= Reginald Pryce Michell =

Reginald Pryce Michell (9 April 1873 in Penzance – 19 May 1938 in Kingston-upon-Thames) was an English chess master.

He was British Amateur Champion in 1902. He played in eight Anglo-American Cable Matches between 1901 and 1911, and twice represented England in the 1st Chess Olympiad at London 1927 and the 5th Chess Olympiad at Folkestone 1933. He received the brilliancy prize in an international match against the Netherlands in 1914.

Michell was a frequent competitor in the Hastings International Chess Congress over 20 years, defeating Mir Sultan Khan and Vera Menchik in 1932/3. He finished 2nd, 3rd and 4th in the British Championship proper, defeating Henry Ernest Atkins on several occasions.

In Margate 1923, he tied for second place with Alexander Alekhine, Bogolyubov, and Muffang.
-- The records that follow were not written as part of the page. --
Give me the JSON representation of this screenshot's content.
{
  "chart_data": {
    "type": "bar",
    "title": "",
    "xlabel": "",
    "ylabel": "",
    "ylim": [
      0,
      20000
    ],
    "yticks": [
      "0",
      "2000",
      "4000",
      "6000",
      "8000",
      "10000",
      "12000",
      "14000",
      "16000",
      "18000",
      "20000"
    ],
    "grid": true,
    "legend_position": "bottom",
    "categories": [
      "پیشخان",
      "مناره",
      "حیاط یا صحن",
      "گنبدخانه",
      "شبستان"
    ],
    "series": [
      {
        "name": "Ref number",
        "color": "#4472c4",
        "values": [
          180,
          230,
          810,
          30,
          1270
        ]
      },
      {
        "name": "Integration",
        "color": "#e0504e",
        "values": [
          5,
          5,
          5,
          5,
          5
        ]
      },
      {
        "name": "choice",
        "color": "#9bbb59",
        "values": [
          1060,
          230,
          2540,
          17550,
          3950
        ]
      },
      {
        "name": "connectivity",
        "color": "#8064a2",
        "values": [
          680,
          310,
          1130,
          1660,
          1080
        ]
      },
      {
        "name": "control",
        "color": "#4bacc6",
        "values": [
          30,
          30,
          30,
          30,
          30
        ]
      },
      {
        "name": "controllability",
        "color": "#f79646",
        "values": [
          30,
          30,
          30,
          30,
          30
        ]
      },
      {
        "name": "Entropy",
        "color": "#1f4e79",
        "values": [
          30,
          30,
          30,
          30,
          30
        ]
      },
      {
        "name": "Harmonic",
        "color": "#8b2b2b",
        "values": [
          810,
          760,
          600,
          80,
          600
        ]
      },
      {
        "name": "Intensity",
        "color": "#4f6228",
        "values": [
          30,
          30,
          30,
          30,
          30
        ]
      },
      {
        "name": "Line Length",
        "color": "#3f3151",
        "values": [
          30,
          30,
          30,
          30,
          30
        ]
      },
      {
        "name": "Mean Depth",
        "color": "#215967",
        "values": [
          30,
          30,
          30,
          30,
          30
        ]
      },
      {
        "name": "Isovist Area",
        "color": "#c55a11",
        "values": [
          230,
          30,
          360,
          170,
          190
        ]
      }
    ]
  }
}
He scored 2.5/4 against Alekhine, Bogolyubov, Réti and Grünfeld.

Michell was active in local chess. He was age 24 before he won the championship of the Metropolitan Chess Club. He won the championship of the West London Chess Club eight times and won the Open Tournament in Brighton in 1904. He won the London Major Open Tournament (i.e. not the Premier) in 1922. He won the prestigious City of London Championship once in 1925-6, coming second on six other occasions. J.H. Blake shared second prize. Michell and Blake subsequently became teammates at Kingston Chess Club. J.H. Michell was Kingston Chess Club champion every year from 1931 to 1938.

He worked in the Admiralty, and his wife Edith Michell (née Tapsell) was British Women's Champion in 1931 (jointly), 1932 and 1935.